Al leer que Battle Hymn of the Tiger Mother (algo así como Himno de batalla de la madre tigresa), de Amy Chua, una profesora de Derecho de Yale, china pero nacida en América y partidaria de la educación restrictiva al estilo de su país de origen, ha sido número uno de ventas en EE.UU., me dan escalofríos. Pobres niños, ¿en nombre de qué o de quién quieren masacrar su infancia?
Mientras pienso, veo pasar a mi hijo mayor en chándal, bebiéndose mi zumo de granada directamente del brick. No muy lejos, su hermana no pierde detalle de un episodio de Skins, sin importarle que tiene que estudiar para el exámen de matemáticas. Y a su lado, tirado en el sofá, su hermano de 10 años juega con el iPhone de su padre, trapicheando con un crack como parte de un juego prohibido a menores.

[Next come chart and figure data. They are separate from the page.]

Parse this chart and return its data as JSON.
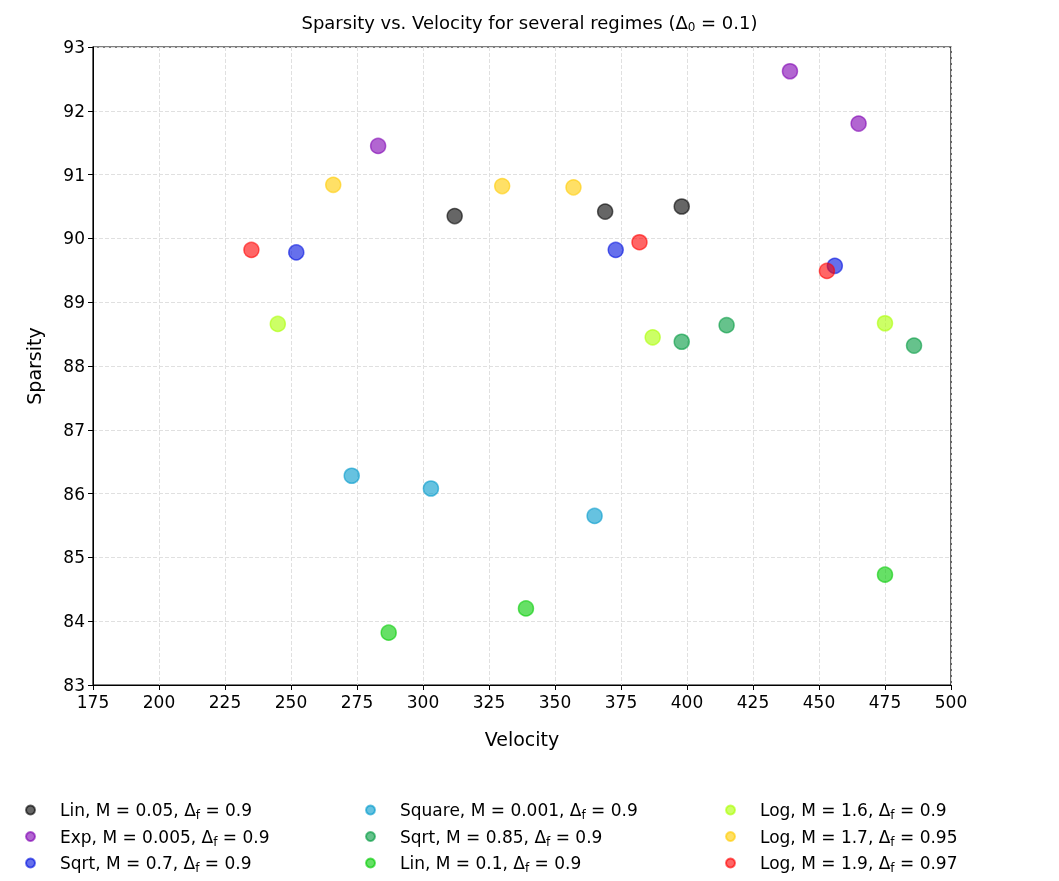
{
  "chart_data": {
    "type": "scatter",
    "title": "Sparsity vs. Velocity for several regimes (Δ$_{0}$ = 0.1)",
    "xlabel": "Velocity",
    "ylabel": "Sparsity",
    "xlim": [
      175,
      500
    ],
    "xticks": [
      175,
      200,
      225,
      250,
      275,
      300,
      325,
      350,
      375,
      400,
      425,
      450,
      475,
      500
    ],
    "ylim": [
      83,
      93
    ],
    "yticks": [
      83,
      84,
      85,
      86,
      87,
      88,
      89,
      90,
      91,
      92,
      93
    ],
    "grid": true,
    "legend": "bottom",
    "marker": "circle",
    "series": [
      {
        "name": "Lin, M = 0.05, Δ$_{f}$ = 0.9",
        "color": "#000000",
        "x": [
          312,
          369,
          398
        ],
        "values": [
          90.35,
          90.42,
          90.5
        ]
      },
      {
        "name": "Exp, M = 0.005, Δ$_{f}$ = 0.9",
        "color": "#7f00b2",
        "x": [
          283,
          439,
          465
        ],
        "values": [
          91.45,
          92.62,
          91.8
        ]
      },
      {
        "name": "Sqrt, M = 0.7, Δ$_{f}$ = 0.9",
        "color": "#0010e0",
        "x": [
          252,
          373,
          456
        ],
        "values": [
          89.78,
          89.82,
          89.57
        ]
      },
      {
        "name": "Square, M = 0.001, Δ$_{f}$ = 0.9",
        "color": "#0099cc",
        "x": [
          273,
          303,
          365
        ],
        "values": [
          86.28,
          86.08,
          85.65
        ]
      },
      {
        "name": "Sqrt, M = 0.85, Δ$_{f}$ = 0.9",
        "color": "#009940",
        "x": [
          398,
          415,
          486
        ],
        "values": [
          88.38,
          88.64,
          88.32
        ]
      },
      {
        "name": "Lin, M = 0.1, Δ$_{f}$ = 0.9",
        "color": "#00cc00",
        "x": [
          287,
          339,
          475
        ],
        "values": [
          83.82,
          84.2,
          84.73
        ]
      },
      {
        "name": "Log, M = 1.6, Δ$_{f}$ = 0.9",
        "color": "#aaff00",
        "x": [
          245,
          387,
          475
        ],
        "values": [
          88.66,
          88.45,
          88.67
        ]
      },
      {
        "name": "Log, M = 1.7, Δ$_{f}$ = 0.95",
        "color": "#ffcc00",
        "x": [
          266,
          330,
          357
        ],
        "values": [
          90.84,
          90.82,
          90.8
        ]
      },
      {
        "name": "Log, M = 1.9, Δ$_{f}$ = 0.97",
        "color": "#ff0000",
        "x": [
          235,
          382,
          453
        ],
        "values": [
          89.82,
          89.94,
          89.49
        ]
      }
    ]
  }
}
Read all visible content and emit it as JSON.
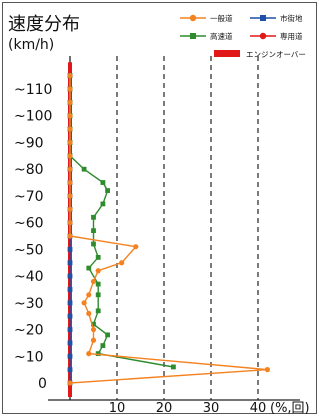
{
  "chart_data": {
    "type": "line",
    "title": "速度分布",
    "ylabel": "(km/h)",
    "xlabel": "",
    "x_unit_label": "(%,回)",
    "xlim": [
      0,
      40
    ],
    "ylim": [
      0,
      120
    ],
    "x_ticks": [
      10,
      20,
      30,
      40
    ],
    "x_tick_labels": [
      "10",
      "20",
      "30",
      "40"
    ],
    "y_ticks": [
      0,
      10,
      20,
      30,
      40,
      50,
      60,
      70,
      80,
      90,
      100,
      110
    ],
    "y_tick_labels": [
      "0",
      "~10",
      "~20",
      "~30",
      "~40",
      "~50",
      "~60",
      "~70",
      "~80",
      "~90",
      "~100",
      "~110"
    ],
    "grid": "vertical dashed",
    "legend_placement": "top-right",
    "series": [
      {
        "name": "一般道",
        "color": "#f58220",
        "marker": "circle",
        "points": [
          [
            0,
            115
          ],
          [
            0,
            110
          ],
          [
            0,
            105
          ],
          [
            0,
            100
          ],
          [
            0,
            95
          ],
          [
            0,
            90
          ],
          [
            0,
            85
          ],
          [
            0,
            80
          ],
          [
            0,
            75
          ],
          [
            0,
            70
          ],
          [
            0,
            65
          ],
          [
            0,
            60
          ],
          [
            0,
            55
          ],
          [
            14,
            51
          ],
          [
            11,
            45
          ],
          [
            6,
            42
          ],
          [
            5,
            38
          ],
          [
            4,
            33
          ],
          [
            3,
            30
          ],
          [
            4,
            26
          ],
          [
            5,
            20
          ],
          [
            5,
            16
          ],
          [
            4,
            11
          ],
          [
            42,
            5
          ],
          [
            0,
            0
          ]
        ]
      },
      {
        "name": "市街地",
        "color": "#1f4fa8",
        "marker": "square",
        "points": [
          [
            0,
            115
          ],
          [
            0,
            110
          ],
          [
            0,
            105
          ],
          [
            0,
            100
          ],
          [
            0,
            95
          ],
          [
            0,
            90
          ],
          [
            0,
            85
          ],
          [
            0,
            80
          ],
          [
            0,
            75
          ],
          [
            0,
            70
          ],
          [
            0,
            65
          ],
          [
            0,
            60
          ],
          [
            0,
            55
          ],
          [
            0,
            50
          ],
          [
            0,
            45
          ],
          [
            0,
            40
          ],
          [
            0,
            35
          ],
          [
            0,
            30
          ],
          [
            0,
            25
          ],
          [
            0,
            20
          ],
          [
            0,
            15
          ],
          [
            0,
            10
          ],
          [
            0,
            5
          ],
          [
            0,
            0
          ]
        ]
      },
      {
        "name": "高速道",
        "color": "#2e8b2e",
        "marker": "square",
        "points": [
          [
            0,
            115
          ],
          [
            0,
            110
          ],
          [
            0,
            105
          ],
          [
            0,
            100
          ],
          [
            0,
            95
          ],
          [
            0,
            90
          ],
          [
            0,
            85
          ],
          [
            3,
            80
          ],
          [
            7,
            75
          ],
          [
            8,
            72
          ],
          [
            7,
            67
          ],
          [
            5,
            62
          ],
          [
            5,
            57
          ],
          [
            5,
            52
          ],
          [
            6,
            47
          ],
          [
            4,
            43
          ],
          [
            6,
            37
          ],
          [
            6,
            33
          ],
          [
            6,
            27
          ],
          [
            5,
            22
          ],
          [
            8,
            18
          ],
          [
            7,
            14
          ],
          [
            6,
            11
          ],
          [
            22,
            6
          ]
        ]
      },
      {
        "name": "エンジンオーバー",
        "color": "#e01818",
        "marker": "none",
        "points": [
          [
            0,
            120
          ],
          [
            0,
            0
          ]
        ]
      }
    ]
  },
  "legend": [
    {
      "label": "一般道",
      "color": "#f58220",
      "marker": "circle"
    },
    {
      "label": "市街地",
      "color": "#1f4fa8",
      "marker": "square"
    },
    {
      "label": "高速道",
      "color": "#2e8b2e",
      "marker": "square"
    },
    {
      "label": "専用道",
      "color": "#e01818",
      "marker": "circle"
    },
    {
      "label": "エンジンオーバー",
      "color": "#e01818",
      "marker": "bar"
    }
  ]
}
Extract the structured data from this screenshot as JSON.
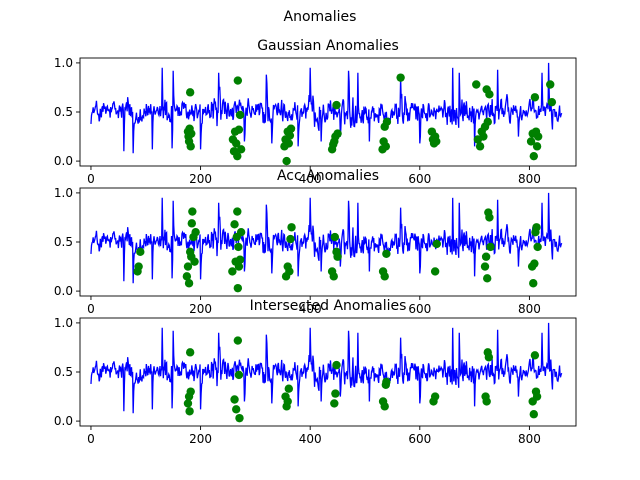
{
  "figure": {
    "suptitle": "Anomalies"
  },
  "chart_data": [
    {
      "type": "line",
      "title": "Gaussian Anomalies",
      "xlabel": "",
      "ylabel": "",
      "xlim": [
        -20,
        885
      ],
      "ylim": [
        -0.05,
        1.05
      ],
      "xticks": [
        0,
        200,
        400,
        600,
        800
      ],
      "xtick_labels": [
        "0",
        "200",
        "400",
        "600",
        "800"
      ],
      "yticks": [
        0.0,
        0.5,
        1.0
      ],
      "ytick_labels": [
        "0.0",
        "0.5",
        "1.0"
      ],
      "grid": false,
      "line_color": "#0000ff",
      "marker_color": "#008000",
      "anomaly_points": [
        [
          177,
          0.3
        ],
        [
          178,
          0.25
        ],
        [
          179,
          0.2
        ],
        [
          180,
          0.33
        ],
        [
          181,
          0.7
        ],
        [
          182,
          0.15
        ],
        [
          183,
          0.28
        ],
        [
          259,
          0.22
        ],
        [
          261,
          0.1
        ],
        [
          263,
          0.3
        ],
        [
          265,
          0.18
        ],
        [
          267,
          0.05
        ],
        [
          268,
          0.82
        ],
        [
          270,
          0.32
        ],
        [
          272,
          0.47
        ],
        [
          274,
          0.12
        ],
        [
          353,
          0.15
        ],
        [
          355,
          0.22
        ],
        [
          357,
          0.0
        ],
        [
          359,
          0.3
        ],
        [
          361,
          0.18
        ],
        [
          363,
          0.26
        ],
        [
          365,
          0.33
        ],
        [
          440,
          0.12
        ],
        [
          442,
          0.17
        ],
        [
          444,
          0.2
        ],
        [
          446,
          0.25
        ],
        [
          448,
          0.57
        ],
        [
          450,
          0.28
        ],
        [
          532,
          0.12
        ],
        [
          534,
          0.2
        ],
        [
          536,
          0.35
        ],
        [
          538,
          0.15
        ],
        [
          540,
          0.4
        ],
        [
          565,
          0.85
        ],
        [
          622,
          0.3
        ],
        [
          624,
          0.22
        ],
        [
          626,
          0.18
        ],
        [
          628,
          0.25
        ],
        [
          630,
          0.2
        ],
        [
          703,
          0.78
        ],
        [
          706,
          0.22
        ],
        [
          710,
          0.15
        ],
        [
          713,
          0.3
        ],
        [
          716,
          0.25
        ],
        [
          719,
          0.35
        ],
        [
          722,
          0.73
        ],
        [
          724,
          0.4
        ],
        [
          727,
          0.68
        ],
        [
          803,
          0.2
        ],
        [
          806,
          0.28
        ],
        [
          808,
          0.05
        ],
        [
          810,
          0.65
        ],
        [
          812,
          0.3
        ],
        [
          814,
          0.15
        ],
        [
          816,
          0.25
        ],
        [
          838,
          0.78
        ],
        [
          841,
          0.6
        ]
      ]
    },
    {
      "type": "line",
      "title": "Acc Anomalies",
      "xlabel": "",
      "ylabel": "",
      "xlim": [
        -20,
        885
      ],
      "ylim": [
        -0.05,
        1.05
      ],
      "xticks": [
        0,
        200,
        400,
        600,
        800
      ],
      "xtick_labels": [
        "0",
        "200",
        "400",
        "600",
        "800"
      ],
      "yticks": [
        0.0,
        0.5,
        1.0
      ],
      "ytick_labels": [
        "0.0",
        "0.5",
        "1.0"
      ],
      "grid": false,
      "line_color": "#0000ff",
      "marker_color": "#008000",
      "anomaly_points": [
        [
          85,
          0.2
        ],
        [
          87,
          0.25
        ],
        [
          90,
          0.4
        ],
        [
          175,
          0.15
        ],
        [
          177,
          0.25
        ],
        [
          179,
          0.08
        ],
        [
          181,
          0.4
        ],
        [
          183,
          0.35
        ],
        [
          184,
          0.69
        ],
        [
          185,
          0.81
        ],
        [
          187,
          0.55
        ],
        [
          189,
          0.3
        ],
        [
          191,
          0.6
        ],
        [
          258,
          0.2
        ],
        [
          262,
          0.68
        ],
        [
          264,
          0.3
        ],
        [
          266,
          0.55
        ],
        [
          267,
          0.81
        ],
        [
          268,
          0.03
        ],
        [
          269,
          0.45
        ],
        [
          270,
          0.25
        ],
        [
          272,
          0.32
        ],
        [
          274,
          0.6
        ],
        [
          356,
          0.15
        ],
        [
          359,
          0.25
        ],
        [
          362,
          0.2
        ],
        [
          364,
          0.53
        ],
        [
          366,
          0.65
        ],
        [
          440,
          0.2
        ],
        [
          443,
          0.15
        ],
        [
          445,
          0.55
        ],
        [
          448,
          0.4
        ],
        [
          450,
          0.35
        ],
        [
          533,
          0.2
        ],
        [
          536,
          0.15
        ],
        [
          539,
          0.38
        ],
        [
          628,
          0.2
        ],
        [
          631,
          0.48
        ],
        [
          719,
          0.25
        ],
        [
          721,
          0.35
        ],
        [
          723,
          0.13
        ],
        [
          725,
          0.8
        ],
        [
          727,
          0.75
        ],
        [
          729,
          0.45
        ],
        [
          805,
          0.25
        ],
        [
          807,
          0.08
        ],
        [
          809,
          0.28
        ],
        [
          811,
          0.6
        ],
        [
          813,
          0.65
        ],
        [
          815,
          0.45
        ]
      ]
    },
    {
      "type": "line",
      "title": "Intersected Anomalies",
      "xlabel": "",
      "ylabel": "",
      "xlim": [
        -20,
        885
      ],
      "ylim": [
        -0.05,
        1.05
      ],
      "xticks": [
        0,
        200,
        400,
        600,
        800
      ],
      "xtick_labels": [
        "0",
        "200",
        "400",
        "600",
        "800"
      ],
      "yticks": [
        0.0,
        0.5,
        1.0
      ],
      "ytick_labels": [
        "0.0",
        "0.5",
        "1.0"
      ],
      "grid": false,
      "line_color": "#0000ff",
      "marker_color": "#008000",
      "anomaly_points": [
        [
          177,
          0.18
        ],
        [
          179,
          0.25
        ],
        [
          180,
          0.1
        ],
        [
          181,
          0.7
        ],
        [
          182,
          0.3
        ],
        [
          262,
          0.22
        ],
        [
          265,
          0.12
        ],
        [
          268,
          0.82
        ],
        [
          270,
          0.47
        ],
        [
          271,
          0.03
        ],
        [
          355,
          0.25
        ],
        [
          357,
          0.15
        ],
        [
          359,
          0.2
        ],
        [
          361,
          0.33
        ],
        [
          444,
          0.18
        ],
        [
          446,
          0.28
        ],
        [
          448,
          0.57
        ],
        [
          533,
          0.2
        ],
        [
          536,
          0.15
        ],
        [
          538,
          0.37
        ],
        [
          539,
          0.4
        ],
        [
          625,
          0.2
        ],
        [
          628,
          0.25
        ],
        [
          720,
          0.25
        ],
        [
          722,
          0.2
        ],
        [
          724,
          0.7
        ],
        [
          726,
          0.65
        ],
        [
          806,
          0.2
        ],
        [
          808,
          0.07
        ],
        [
          810,
          0.67
        ],
        [
          812,
          0.3
        ],
        [
          814,
          0.25
        ]
      ]
    }
  ]
}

Aunque sean las cuatro de la mañana en Connecticut, visualizo a las niñas de Amy Chua, Sophia y Lulu, de 18 y 15 años, que deben estar, en este mismo instante, tocando el violín con ropa de marca (una madre tigresa no deja que su prole vaya a dormir hasta que la tarea esté dominada). Y un grito sale de mi garganta: ‘¡Yo también quiero hijos chino-americanos! ¡Yo también tengo derecho a la élite de la infancia!’. Saco las uñas y me dispongo a pelearme.
La publicación del libro de Amy Chua coincide con un momento en el que el gobierno chino está intentando, a través de psicólogos y profesionales, cambiar el rol de los padres en el proceso educativo. En el país asiático han llegado a la conclusión de que los métodos tradicionales impedían la imaginación y la creatividad de los niños por ser demasiado opresores. Mientras Chua afirma que los padres chinos logran que sus hijos sean muy superiores a la media mundial porque ellos pueden ordenarles que saquen sobresalientes y los occidentales sólo pedirles que lo intenten.